The Pentagon logo in the briefing room at the Pentagon in Arlington, Va., January 8, 2020 (Al Drago/Reuters)

A consultant for the Pentagon U.F.O program is speaking out about retrievals from “off-world vehicles not made on this earth.”

Eric W. Davis, an astrophysicist who worked as a subcontractor and then a consultant for the Pentagon U.F.O. program since 2007 told the New York Times he gave a classified briefing to a Defense Department agency as recently as March about the alleged “off-world” vehicles. He also gave classified briefings on retrievals of unexplained objects to staff members of the Senate Armed Services Committee and the Senate Intelligence Committee last October.

Davis said that in some cases he had failed to determine the source of recovered materials, leading him to conclude, “We couldn’t make it ourselves.”

Though the Pentagon had said it disbanded a program to investigate unidentified flying objects, the Times reported that investigations into encounters between military pilots and unidentified aerial vehicles continue under a renamed program — the Unidentified Aerial Phenomenon Task Force — inside the Office of Naval Intelligence. While the program is not classified, it deals with classified matters. 

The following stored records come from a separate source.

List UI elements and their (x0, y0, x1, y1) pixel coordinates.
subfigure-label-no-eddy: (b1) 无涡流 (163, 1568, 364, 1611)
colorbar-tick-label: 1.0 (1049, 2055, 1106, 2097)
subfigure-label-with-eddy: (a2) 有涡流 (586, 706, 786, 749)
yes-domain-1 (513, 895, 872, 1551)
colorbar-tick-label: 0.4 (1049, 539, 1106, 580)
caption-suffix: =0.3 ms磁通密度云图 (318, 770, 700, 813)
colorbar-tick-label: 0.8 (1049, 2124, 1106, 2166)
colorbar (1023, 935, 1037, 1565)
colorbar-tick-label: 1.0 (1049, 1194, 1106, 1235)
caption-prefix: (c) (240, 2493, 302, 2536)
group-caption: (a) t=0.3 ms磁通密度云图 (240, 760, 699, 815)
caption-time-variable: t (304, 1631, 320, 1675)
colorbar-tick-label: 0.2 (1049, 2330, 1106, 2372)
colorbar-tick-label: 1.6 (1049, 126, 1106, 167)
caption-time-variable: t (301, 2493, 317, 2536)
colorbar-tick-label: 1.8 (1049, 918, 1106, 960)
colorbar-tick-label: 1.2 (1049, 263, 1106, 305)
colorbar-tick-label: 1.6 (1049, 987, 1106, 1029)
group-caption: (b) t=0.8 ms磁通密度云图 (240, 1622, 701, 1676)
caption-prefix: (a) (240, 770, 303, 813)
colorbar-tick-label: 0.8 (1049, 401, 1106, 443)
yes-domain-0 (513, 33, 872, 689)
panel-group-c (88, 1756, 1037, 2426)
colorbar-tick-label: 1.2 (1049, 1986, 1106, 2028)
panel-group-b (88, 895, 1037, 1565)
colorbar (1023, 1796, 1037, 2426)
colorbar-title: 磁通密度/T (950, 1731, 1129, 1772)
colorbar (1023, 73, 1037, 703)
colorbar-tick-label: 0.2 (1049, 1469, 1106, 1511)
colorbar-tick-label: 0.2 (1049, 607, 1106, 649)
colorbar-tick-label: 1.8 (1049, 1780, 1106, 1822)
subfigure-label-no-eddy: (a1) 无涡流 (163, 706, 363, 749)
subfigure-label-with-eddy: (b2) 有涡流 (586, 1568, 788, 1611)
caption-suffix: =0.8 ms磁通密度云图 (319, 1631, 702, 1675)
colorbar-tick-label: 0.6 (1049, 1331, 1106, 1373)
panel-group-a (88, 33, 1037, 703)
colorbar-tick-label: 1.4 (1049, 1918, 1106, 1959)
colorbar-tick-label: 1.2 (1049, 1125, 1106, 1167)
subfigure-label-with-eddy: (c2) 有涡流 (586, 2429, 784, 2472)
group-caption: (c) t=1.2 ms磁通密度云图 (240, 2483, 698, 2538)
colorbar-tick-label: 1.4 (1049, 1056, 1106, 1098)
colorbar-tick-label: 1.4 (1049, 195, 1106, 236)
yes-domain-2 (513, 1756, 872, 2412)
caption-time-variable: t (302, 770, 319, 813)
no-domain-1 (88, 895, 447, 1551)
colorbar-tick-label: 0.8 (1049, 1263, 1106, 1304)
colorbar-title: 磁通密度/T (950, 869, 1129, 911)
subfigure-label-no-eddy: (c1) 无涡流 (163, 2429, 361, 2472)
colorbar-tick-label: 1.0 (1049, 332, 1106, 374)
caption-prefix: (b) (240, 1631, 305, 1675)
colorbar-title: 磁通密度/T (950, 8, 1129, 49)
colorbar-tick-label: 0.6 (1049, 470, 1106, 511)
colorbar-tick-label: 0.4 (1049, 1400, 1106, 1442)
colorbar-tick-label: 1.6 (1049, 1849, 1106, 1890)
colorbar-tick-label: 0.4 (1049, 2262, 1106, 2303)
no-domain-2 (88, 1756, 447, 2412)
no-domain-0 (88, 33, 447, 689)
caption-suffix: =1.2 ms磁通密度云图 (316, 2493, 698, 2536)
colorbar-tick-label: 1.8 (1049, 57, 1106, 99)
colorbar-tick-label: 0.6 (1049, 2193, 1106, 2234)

A Senate committee report last month said the program was to “standardize collection and reporting” on sightings of unexplained aerial vehicles. The program was ordered to report at least some of its findings to the public within 180 days after the passing of the intelligence authorization act. 

The Pentagon program’s previous director, Luis Elizondo, a former military intelligence official who resigned in October 2017 after 10 years with the program, said he is convinced that objects of undetermined origin have crashed on earth with materials retrieved for study. Elizondo’s belief is shared by a group of former government officials as well as scientists and security officials, all of whom cannot present physical proof. 

However, some previously unexplained incidents do have earthly explanations, and astrophysicists stress that even those lacking explanations are not necessarily caused by extraterrestrial oddities. 

While Harry Reid, the former Senate majority leader who has been involved in the effort, told the Times he hopes the program will seek evidence of other worldly vehicles, the program’s main objective is to uncover whether other nations are using breakout aviation technology that may threaten the U.S. In either case, Reid says, “it is extremely important that information about the discovery of physical materials or retrieved craft come out.” 

Acting chairman of the Senate Select Committee on Intelligence Marco Rubio (R., Fl.)  said earlier this month that he is principally concerned about reports of unidentified aircraft over American military bases. He said it is in the government’s interest to find the responsible party, expressing concern that China or Russia could have made “some technological leap” that “allows them to conduct this sort of activity.”

While Rubio said some unidentified aerial vehicles over U.S. bases may have featured technologies not in use in America, he also said, “Maybe there is a completely, sort of, boring explanation for it. But we need to find out.”